화학공학소재연구정보센터
Powder Technology, Vol.260, 7-14, 2014
The effects of mechanical activation on the sintering and microstructural properties of cordierite produced from natural zeolite
In this study, natural zeolite was used as a precursor for cordierite manufacturing. MgO and Al2O3 were added to zeolite to obtain the cordierite stoichiometry. A mixture of MgO/Al2O3/SiO2 in the ratio 2:2:5, which was adjusted according to the cordierite stoichiometry for these raw materials, was mechanically activated using a planetary high-energy ball mill for different mechanical activation durations (0.5, 1 and 2 h). The activated powder mixtures were sintered at 1250 degrees C for 1 h. Both the activated powders and the sintered samples were examined by various analysis techniques. The globular morphology, agglomeration, amorphisation and particle size reduction were observed for powders characterised using scanning electron microscopy (SEM), X-ray diffractometry (XRD) and particle size analysis.
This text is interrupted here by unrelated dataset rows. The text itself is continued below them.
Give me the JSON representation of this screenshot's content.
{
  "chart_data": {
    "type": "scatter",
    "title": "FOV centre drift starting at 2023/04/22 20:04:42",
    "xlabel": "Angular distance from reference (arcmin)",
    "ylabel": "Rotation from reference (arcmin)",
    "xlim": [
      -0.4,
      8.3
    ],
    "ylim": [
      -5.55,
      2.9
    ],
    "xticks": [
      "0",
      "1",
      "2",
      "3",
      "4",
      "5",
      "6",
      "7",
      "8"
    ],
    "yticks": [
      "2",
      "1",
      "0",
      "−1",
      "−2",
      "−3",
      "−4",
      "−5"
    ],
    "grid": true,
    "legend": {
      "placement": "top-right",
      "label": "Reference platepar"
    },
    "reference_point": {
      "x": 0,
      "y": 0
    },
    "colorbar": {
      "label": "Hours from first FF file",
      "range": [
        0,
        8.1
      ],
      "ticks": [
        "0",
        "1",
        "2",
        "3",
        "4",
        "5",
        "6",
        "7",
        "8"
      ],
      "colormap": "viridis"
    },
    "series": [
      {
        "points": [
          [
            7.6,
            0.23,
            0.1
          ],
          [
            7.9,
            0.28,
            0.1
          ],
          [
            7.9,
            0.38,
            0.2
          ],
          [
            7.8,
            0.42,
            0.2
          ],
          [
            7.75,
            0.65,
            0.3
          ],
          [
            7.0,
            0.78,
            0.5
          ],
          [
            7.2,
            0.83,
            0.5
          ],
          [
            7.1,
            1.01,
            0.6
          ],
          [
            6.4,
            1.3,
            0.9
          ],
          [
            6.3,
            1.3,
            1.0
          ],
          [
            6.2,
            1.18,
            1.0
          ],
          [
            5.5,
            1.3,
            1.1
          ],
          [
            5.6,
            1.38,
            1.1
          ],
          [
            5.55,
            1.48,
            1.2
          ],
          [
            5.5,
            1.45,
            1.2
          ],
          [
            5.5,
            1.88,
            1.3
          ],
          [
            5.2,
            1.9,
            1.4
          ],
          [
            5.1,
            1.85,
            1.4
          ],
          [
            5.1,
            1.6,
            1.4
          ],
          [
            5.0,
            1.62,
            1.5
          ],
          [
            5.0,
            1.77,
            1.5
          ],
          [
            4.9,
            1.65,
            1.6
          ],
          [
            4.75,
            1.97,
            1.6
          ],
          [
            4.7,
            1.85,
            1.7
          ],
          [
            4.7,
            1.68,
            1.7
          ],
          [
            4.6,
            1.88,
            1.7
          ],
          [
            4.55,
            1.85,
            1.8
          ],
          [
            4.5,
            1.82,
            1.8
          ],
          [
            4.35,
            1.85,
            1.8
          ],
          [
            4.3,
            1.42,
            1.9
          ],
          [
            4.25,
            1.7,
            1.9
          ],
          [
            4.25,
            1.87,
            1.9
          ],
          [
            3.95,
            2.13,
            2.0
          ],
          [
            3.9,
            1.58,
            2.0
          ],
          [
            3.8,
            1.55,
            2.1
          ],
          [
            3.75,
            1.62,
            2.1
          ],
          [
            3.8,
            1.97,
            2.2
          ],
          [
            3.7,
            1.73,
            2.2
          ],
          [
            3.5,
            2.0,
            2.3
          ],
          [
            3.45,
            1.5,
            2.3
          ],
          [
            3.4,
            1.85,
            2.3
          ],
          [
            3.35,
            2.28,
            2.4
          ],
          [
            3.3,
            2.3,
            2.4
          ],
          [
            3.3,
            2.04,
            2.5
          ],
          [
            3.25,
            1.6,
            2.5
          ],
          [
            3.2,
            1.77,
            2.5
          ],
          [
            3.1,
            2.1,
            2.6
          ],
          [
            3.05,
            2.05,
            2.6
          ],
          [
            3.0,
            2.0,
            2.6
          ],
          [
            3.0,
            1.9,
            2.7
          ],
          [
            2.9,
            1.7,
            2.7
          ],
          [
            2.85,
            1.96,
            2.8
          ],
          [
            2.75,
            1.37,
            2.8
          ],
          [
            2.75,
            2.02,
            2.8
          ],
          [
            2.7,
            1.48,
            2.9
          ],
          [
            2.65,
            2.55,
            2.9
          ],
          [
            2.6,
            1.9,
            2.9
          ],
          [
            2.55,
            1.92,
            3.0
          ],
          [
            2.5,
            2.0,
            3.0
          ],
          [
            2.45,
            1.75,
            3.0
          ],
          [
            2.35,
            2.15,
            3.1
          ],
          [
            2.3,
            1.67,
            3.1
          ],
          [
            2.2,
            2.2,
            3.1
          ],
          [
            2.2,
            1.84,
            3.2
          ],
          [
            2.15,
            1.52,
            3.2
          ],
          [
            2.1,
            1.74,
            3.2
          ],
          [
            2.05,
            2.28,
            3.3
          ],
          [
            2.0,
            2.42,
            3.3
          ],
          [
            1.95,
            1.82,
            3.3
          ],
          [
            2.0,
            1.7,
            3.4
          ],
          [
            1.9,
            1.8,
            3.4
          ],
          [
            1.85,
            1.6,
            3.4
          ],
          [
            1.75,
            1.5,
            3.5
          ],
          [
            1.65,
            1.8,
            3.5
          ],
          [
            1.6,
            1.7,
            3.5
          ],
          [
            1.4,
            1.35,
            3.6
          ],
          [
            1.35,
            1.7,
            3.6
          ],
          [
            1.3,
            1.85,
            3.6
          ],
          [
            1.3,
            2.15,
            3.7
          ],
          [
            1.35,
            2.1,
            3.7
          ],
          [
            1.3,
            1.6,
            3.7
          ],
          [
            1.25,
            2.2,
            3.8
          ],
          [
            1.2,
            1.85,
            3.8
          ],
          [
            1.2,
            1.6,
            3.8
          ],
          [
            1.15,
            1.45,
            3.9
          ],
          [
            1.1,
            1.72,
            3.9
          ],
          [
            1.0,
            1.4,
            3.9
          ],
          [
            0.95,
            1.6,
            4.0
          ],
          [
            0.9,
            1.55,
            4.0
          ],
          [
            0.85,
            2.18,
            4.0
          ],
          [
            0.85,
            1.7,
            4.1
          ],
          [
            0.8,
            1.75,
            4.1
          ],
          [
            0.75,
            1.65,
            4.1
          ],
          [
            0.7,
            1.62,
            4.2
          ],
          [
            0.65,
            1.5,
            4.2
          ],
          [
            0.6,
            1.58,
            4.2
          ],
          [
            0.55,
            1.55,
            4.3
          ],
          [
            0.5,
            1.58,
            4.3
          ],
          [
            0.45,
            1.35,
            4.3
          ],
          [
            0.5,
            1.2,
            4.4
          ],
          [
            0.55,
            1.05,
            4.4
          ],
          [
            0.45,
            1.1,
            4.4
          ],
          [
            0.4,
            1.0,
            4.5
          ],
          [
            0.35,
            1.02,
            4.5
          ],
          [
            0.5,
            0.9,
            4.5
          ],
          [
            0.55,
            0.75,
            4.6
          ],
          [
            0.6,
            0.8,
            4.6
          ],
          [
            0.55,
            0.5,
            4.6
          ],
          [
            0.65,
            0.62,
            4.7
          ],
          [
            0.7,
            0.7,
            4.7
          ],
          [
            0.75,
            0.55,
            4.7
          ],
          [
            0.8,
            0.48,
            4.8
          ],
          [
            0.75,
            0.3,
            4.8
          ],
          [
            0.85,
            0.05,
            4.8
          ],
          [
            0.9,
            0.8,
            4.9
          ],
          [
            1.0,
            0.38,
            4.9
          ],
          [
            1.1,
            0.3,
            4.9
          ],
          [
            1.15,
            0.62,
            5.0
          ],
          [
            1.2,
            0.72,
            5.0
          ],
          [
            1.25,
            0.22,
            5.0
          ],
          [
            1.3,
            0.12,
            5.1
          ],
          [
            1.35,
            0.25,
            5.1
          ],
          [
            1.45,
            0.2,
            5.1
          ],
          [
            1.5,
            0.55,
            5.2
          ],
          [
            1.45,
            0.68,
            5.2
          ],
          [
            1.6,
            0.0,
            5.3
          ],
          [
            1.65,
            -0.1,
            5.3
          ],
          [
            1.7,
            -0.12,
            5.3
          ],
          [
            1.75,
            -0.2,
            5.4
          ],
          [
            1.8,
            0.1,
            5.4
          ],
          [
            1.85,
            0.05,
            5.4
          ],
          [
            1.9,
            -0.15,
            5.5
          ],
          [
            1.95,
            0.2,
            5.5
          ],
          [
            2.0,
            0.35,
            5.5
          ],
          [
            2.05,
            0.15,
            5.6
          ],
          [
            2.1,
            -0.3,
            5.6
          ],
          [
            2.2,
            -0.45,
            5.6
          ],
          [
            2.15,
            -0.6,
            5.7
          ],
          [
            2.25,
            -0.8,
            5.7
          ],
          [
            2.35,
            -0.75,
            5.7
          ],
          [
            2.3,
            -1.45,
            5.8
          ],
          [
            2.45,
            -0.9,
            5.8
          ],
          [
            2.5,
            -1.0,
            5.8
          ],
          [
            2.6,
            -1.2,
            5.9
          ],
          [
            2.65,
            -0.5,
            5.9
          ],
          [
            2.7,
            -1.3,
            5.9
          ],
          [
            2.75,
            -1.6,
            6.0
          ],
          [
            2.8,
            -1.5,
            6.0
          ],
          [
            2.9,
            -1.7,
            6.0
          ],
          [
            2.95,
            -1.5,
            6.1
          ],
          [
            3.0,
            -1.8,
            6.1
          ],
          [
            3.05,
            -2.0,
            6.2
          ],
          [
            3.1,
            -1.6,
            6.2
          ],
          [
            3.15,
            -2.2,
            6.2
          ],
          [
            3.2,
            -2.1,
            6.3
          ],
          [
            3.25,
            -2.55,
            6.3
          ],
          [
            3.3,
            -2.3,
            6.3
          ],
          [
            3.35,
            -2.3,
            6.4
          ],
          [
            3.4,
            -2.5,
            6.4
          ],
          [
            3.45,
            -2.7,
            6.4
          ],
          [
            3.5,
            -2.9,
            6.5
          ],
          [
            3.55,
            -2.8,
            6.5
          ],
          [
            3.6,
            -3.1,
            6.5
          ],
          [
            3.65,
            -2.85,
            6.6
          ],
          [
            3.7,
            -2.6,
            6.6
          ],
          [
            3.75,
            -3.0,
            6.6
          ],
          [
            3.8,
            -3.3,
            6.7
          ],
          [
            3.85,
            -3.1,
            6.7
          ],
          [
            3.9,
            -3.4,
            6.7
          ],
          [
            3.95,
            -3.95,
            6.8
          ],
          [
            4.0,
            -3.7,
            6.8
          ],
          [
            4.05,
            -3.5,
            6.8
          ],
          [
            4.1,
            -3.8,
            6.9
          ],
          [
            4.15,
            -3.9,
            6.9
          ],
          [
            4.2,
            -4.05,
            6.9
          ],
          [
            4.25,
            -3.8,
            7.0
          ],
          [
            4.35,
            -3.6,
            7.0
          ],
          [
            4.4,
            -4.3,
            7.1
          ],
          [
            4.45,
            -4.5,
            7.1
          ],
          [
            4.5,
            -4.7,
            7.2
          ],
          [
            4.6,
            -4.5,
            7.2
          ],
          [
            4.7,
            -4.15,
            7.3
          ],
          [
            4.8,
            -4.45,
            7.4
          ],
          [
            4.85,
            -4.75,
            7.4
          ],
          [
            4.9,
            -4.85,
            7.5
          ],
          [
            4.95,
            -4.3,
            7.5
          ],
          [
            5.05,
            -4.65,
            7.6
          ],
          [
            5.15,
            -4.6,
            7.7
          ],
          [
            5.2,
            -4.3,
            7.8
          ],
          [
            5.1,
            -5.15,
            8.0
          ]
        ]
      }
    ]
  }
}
The densities of the powders processed for 0.5, 1 and 2 h were measured by the pycnometer method to be 2.655 g/cm(3), 2.647 g/cm(3) and 2.637 g/cm(3), respectively. The sintering behaviour of the samples was determined by measuring the linear shrinkage, water absorption, density and apparent porosity. The sintering and microstructural properties of the samples changed with an increase in the mechanical activation time. The densities of the sintered samples were measured using the Archimedes principle. The densities of the samples processed for 0.5, 1 and 2 h were 2.583 g/cm(3), 2.554 g/cm(3) and 2.525 g/cm(3), respectively. The XRD analyses of the sintered samples revealed that spinel and a glassy phase accompanied the cordierite main phase. The average grain sizes of the samples produced from the powders processed for 0.5, 1 and 2 h were 2.29 mu m, 1.91 mu m and 1.02 mu m, respectively. The hardness values of the samples processed for 0.5, 1 and 2 h were 8.26 GPa, 8.63 GPa and 9.03 GPa, respectively. (C) 2014 Elsevier B.V. All rights reserved.